Supreme Court Denies Certiorari in Covad v. BellSouth

March 7, 2005. The Supreme Court denied certiorari in Covad v. BellSouth. See, Order List [14 pages in PDF] at page 7. This is a case with a long history. It involves the Communications Act, the Sherman Antitrust Act, and the Supreme Court's January 13, 2004 opinion [22 pages in PDF] in Verizon v. Trinko.

This denial of certiorari lets stand the judgment of the U.S. Court of Appeals (11thCir). The Court of Appeals issued its opinion [18 pages in PDF] on June 25, 2004. It held that most, but not all, of Covad's claims are barred by the holding in the Trinko case.

This is the second petition for writ of certiorari in this case. The Supreme Court, citing Trinko, granted several petitions for writ of certiorari in January of 2004 in several related cases, vacating, and remanding for further consideration in light of Trinko.

The Supreme Court held in Trinko that a claim alleging a breach of an incumbent local exchange carrier's (ILEC) duty under the 1996 Telecom Act to share its network with competitors does not state a violation of Section 2 of the Sherman Act. See, story titled "Supreme Court Holds That There is No Sherman Act Claim in Verizon v. Trinko" in TLJ Daily E-Mail Alert No. 815, January 14, 2004.

However, the plaintiffs in the Trinko case and in the present case did not allege identical conduct by the defendant ILECs. Hence, the Court of Appeals addressed in its July 2004 opinion which antitrust claims are barred by the holding in Trinko.

Covad is sells DSL service, using BellSouth telephone lines. BellSouth is an ILEC that also sells DSL service.

Covad filed a complaint in U.S. District Court (NDGa) against BellSouth alleging conduct that violates the Sherman Antitrust Act (refusal to deal, essential facilities, and price squeezing), violation of the Communications Act (misappropriation of confidential customer information), violation of state anti-monopoly statutes, breach of contract, and tortious interference with business relations.

The relevant language in Covad's complaint regarding price squeezing alleges that "The wholesale prices BellSouth offers to ISPs for DSL service, as well as its retail prices for combined DSL and Internet access service, are set so low relative to its unbundled wholesale loop prices that Covad cannot meet BellSouth’s wholesale or retail prices and still make a reasonable return on its investment. If Covad charged retail DSL/Internet access customers the same price as BellSouth does, or charged comparable wholesale DSL prices, Covad could not recover the cost of providing the service, e.g., loop costs, collocation costs, transport costs, corporate overhead and sales and market costs."

In its July 2004 opinion on remand the Court of Appeals held that Covad's refusal to deal claims do not survive Trinko and must be dismissed. It also held that Covad's allegations under the essential facilities doctrine fail to survive Trinko.

However, it wrote that "We believe Covad's price squeezing claim survives because it is based on traditional antitrust doctrine and is not specifically barred by Trinko."

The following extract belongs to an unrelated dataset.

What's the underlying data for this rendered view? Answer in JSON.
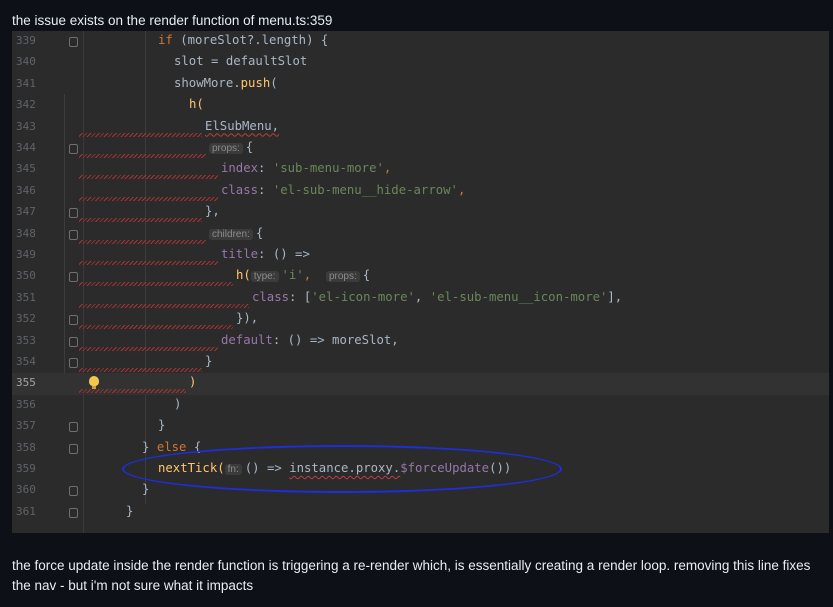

The Court of Appeals also affirmed the District Court's dismissal of Covad's Communications Act and state law breach of contract claims. And, it reversed the District Court's dismissal of Covad's tortious interference with business relations claim. The Court of Appeals held that this claim is not based upon the interconnection agreement, and hence, is unaffected by the Trinko case.

The case now goes back to the District Court. Covad's price squeezing claim survives a motion to dismiss for failure to state a claim upon which relief can be granted, but the other antitrust claims do not. Of course, whether Covad will prevail on this claim, or on the tortious interference claim, at trial is another question.

This case is Covad Communications Company, et al. v. BellSouth Corporation, et al., Sup. Ct. No. 04-727, a petition for writ of certiorari to the U.S. Court of Appeals for the 11th Circuit. The Court of Appeals No. is 01-16064. The Docket No. in the U.S. District Court for the Northern District of Georgia is D.C. No. is 00-03414-CV-BBM-1.